Sam Morris / Las Vegas Sun
Monday, Dec. 6, 2010 | 2 a.m.
Ben Carter received a bounce pass from a teammate in transition during a practice drill last week, took one dribble and elevated for a dunk.
He made the difficult play look like another routine basket.
On the next possession, the Bishop Gorman High junior basketball player found himself in the same position. This time, however, the 6-foot-7 forward pulled up and drained a short jump shot. Another easy two points.
The scenario happened during a 30-second span, giving a brief sample of one of the Las Vegas Valley’s most coveted college prospects. Carter, who is still 11 months away from being able to sign with a college, has scholarship offers from nine schools.
He’s one of seven on the Sun’s Super Seven preseason team, a who’s who of Southern Nevada’s top high school boys’ basketball players. Including Carter, four of the Super Seven play for two-time defending state champion Gorman.
Carter isn’t your typical top recruit.
He received a limited amount of playing time last year, often finding himself frustrated at the end of the Gaels’ bench, and for some games, not getting a chance to play. When he did play, he averaged just four points and two rebounds per game.
“Everyone kept telling me that my time would come and to be patient,” Carter said. “But it was still tough sitting and waiting. I wanted to be out there helping the team.”
Carter’s rise from reserve to star player can be credited to his effort in the offseason. He was constantly in the gym working on his skills and strength, played a rigorous schedule with his summer team and joined the Gaels’ volleyball squad to help his jumping ability. Additionally, he grew more than an inch and added about 15 pounds of bulk to his lanky 205-pound frame.
A middle blocker in volleyball, Carter said the leg strength and jumping repetition from three months on the court helps make those basketball dunks more routine. He led the volleyball team in blocks.
“It definitely helped (my jumping). It’s way easier to dunk now,” Carter said.
Carter’s recruiting stock began skyrocketing in the summer while playing for the Las Vegas Lakers AAU team, which is coached by his father, Mike Carter.
Carter has been offered scholarships by BYU, New Mexico, UNR, Santa Clara, San Francisco, Cal-State Irvine, Portland and St. Louis. He is being actively recruited by UNLV, USC, UCLA and Arizona State.
“He started working out last April and hasn’t stopped since then,” Gorman coach Grant Rice said. “He worked out with us and worked out with his dad. He’s just put in the time to get bigger and better.”
Gorman’s four players on the Super Seven team — Carter, forward Rosco Allen, shooting guard Shabazz Muhammad and post player Ronnie Stanley — have major Division I offers. Muhammad is one of the top recruits nationally for the class of 2012, while Stanley is a highly sought after offensive lineman in football.

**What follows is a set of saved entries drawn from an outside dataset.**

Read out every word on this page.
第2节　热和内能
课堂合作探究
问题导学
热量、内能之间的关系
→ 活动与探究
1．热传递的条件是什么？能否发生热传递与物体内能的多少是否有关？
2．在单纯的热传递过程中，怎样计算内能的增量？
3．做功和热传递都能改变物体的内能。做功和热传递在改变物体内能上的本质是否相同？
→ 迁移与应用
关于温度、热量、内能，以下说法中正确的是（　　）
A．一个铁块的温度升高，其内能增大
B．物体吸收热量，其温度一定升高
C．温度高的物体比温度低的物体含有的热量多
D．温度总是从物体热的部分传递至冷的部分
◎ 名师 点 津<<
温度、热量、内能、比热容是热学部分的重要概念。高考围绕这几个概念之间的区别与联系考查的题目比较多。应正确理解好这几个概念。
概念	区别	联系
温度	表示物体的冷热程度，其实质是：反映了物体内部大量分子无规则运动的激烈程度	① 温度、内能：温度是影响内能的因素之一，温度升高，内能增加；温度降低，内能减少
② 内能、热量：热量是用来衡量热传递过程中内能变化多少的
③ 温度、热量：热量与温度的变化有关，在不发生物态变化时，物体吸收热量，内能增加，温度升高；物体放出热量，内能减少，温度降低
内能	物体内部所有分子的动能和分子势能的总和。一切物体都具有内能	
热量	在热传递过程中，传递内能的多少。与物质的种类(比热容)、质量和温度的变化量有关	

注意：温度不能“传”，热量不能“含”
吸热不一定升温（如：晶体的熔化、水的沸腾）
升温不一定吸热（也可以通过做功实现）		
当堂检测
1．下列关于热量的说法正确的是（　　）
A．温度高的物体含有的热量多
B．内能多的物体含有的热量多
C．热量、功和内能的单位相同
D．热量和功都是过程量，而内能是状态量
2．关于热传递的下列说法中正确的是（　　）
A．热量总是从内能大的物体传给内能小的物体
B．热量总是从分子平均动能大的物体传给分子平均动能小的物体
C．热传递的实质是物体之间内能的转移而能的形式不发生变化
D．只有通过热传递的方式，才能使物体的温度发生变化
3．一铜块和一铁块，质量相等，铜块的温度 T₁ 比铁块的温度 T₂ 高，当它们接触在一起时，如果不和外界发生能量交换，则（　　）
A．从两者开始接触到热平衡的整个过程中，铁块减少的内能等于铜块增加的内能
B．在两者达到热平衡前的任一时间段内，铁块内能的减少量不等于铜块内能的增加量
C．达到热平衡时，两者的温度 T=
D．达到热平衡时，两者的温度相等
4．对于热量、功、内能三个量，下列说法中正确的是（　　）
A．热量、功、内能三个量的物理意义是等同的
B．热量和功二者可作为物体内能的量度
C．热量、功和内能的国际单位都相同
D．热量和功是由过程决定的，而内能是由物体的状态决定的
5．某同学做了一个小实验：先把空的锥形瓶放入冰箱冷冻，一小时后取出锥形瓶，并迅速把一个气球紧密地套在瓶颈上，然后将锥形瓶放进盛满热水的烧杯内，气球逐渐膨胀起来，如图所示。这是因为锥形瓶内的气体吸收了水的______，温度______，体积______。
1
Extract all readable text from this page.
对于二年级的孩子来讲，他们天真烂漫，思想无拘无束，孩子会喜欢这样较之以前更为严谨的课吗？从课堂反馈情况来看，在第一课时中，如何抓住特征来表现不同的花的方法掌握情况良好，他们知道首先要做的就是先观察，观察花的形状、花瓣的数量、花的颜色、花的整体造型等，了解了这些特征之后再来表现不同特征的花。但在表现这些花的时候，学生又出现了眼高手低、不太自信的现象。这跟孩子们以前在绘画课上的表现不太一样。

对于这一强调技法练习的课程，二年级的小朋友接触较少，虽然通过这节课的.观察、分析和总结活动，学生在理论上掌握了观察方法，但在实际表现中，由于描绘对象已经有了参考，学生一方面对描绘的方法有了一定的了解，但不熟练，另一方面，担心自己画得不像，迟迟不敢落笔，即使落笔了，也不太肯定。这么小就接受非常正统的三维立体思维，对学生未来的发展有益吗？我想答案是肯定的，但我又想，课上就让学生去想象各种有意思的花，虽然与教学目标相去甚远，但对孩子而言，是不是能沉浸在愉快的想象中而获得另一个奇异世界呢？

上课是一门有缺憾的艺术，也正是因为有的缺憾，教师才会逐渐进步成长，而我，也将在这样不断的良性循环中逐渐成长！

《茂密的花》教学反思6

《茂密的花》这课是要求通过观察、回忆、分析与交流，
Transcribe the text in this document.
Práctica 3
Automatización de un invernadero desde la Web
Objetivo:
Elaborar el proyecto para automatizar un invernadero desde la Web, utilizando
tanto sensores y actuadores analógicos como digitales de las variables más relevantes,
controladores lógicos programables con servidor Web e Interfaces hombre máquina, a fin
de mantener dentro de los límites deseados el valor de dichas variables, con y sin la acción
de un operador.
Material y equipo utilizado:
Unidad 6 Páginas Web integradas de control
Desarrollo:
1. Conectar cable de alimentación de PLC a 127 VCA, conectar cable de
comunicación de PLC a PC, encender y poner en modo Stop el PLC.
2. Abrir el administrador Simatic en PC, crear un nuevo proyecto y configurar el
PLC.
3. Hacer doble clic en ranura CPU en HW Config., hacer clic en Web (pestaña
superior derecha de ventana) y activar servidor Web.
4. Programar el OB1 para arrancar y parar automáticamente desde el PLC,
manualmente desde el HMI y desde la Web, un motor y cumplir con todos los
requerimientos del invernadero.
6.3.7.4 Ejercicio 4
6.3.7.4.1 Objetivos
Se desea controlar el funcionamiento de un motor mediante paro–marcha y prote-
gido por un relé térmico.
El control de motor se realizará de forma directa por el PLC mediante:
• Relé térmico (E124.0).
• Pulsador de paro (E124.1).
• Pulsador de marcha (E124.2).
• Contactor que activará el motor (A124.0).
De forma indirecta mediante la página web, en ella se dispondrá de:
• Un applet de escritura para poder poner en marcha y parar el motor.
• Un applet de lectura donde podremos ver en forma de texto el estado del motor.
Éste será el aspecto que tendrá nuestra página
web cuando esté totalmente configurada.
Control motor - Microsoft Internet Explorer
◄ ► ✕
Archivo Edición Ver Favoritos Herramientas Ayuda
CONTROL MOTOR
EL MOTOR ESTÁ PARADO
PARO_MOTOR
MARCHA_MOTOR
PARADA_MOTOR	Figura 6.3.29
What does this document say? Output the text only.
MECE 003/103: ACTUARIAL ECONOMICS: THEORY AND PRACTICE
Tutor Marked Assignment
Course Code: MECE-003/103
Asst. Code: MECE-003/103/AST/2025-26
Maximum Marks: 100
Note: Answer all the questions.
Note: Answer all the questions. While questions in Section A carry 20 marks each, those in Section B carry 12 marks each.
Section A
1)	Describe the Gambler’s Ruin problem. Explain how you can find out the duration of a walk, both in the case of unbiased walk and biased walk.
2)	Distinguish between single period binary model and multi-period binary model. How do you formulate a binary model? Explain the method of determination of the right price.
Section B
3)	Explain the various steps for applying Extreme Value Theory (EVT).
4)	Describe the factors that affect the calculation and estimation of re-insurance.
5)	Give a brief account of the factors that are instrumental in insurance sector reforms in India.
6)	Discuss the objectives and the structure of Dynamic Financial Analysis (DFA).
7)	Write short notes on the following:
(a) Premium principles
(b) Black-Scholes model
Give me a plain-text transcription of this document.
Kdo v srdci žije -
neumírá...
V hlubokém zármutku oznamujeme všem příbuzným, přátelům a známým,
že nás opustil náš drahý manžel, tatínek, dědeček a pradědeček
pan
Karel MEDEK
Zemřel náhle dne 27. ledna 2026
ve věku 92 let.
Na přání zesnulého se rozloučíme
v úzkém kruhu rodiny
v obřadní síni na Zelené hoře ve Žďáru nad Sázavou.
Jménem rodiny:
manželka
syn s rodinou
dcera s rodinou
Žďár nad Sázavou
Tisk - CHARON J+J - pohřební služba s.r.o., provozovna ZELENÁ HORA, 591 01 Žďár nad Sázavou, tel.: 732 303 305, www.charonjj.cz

They bring athleticism, experience and an expectation of winning to a Gorman team that is widely favored to win a third consecutive state championship. They could have had a bigger role last winter.
Last year, when Gorman’s starting lineup was dominated by seniors, the foursome of then-sophomores often won practice scrimmages between the first and second teams.
“I remembering saying to myself, ‘Uh-oh, what do I do now?’ ” Rice said after Carter and a group of underclassman beat the starters in practice scrimmages. “I had to meet with those (reserves) a lot and tell them (their lack of playing time) was nothing they were doing wrong.”
Quick look at the Sun’s Super Seven
Rosco Allen, Bishop Gorman
The 6-foot-7, 205-pound Allen, who is a four-star recruit out of five stars by Rivals.com, is rated by the site as the nation’s fourth-ranked small forward for the class of 2012. He has double-digit scholarship offers, including ones from UNLV, Arizona and Oregon.
Ben Carter, Bishop Gorman
Carter has transformed into one of the city’s top college prospects, going from talented and unproven to heavily recruited.
Aaseem Dixon, Centennial
The 6-foot senior guard averaged 14 points and five assists last year and earned respect in local basketball circles with solid performances during spring and summer leagues.
Shabazz Muhammad, Bishop Gorman
Rivals.com ranks the 6-foot-5, 190-pound Muhammad as the nation’s third overall prospect for the class of 2012 and the No. 1 rated shooting guard. He has 16 scholarship offers, from the likes of Kansas and North Carolina. He averaged 19.5 points and 10 rebounds per game last year.
Viko Noma’aea, Sierra Vista
Noma’aea, a senior point guard, plays much taller than his 6-foot frame, averaging 28 points, five rebounds and five assists per game last year.
Ronnie Stanley, Bishop Gorman
The 6-foot-7, 285-pound junior, who stars on the football team and is a top offensive line recruit, is also a valuable part of the basketball team and arguably the top post player in town. His 14 points off the bench in the state semifinals last year helped Gorman avoid being upset by Bishop Manogue.
The 6-foot-2, 180-pound Michael Thompson signed with Boise State in November. He averaged 19 points, five assists and six rebounds per game last year as a junior to lead Canyon Springs to the Sunrise Regional title.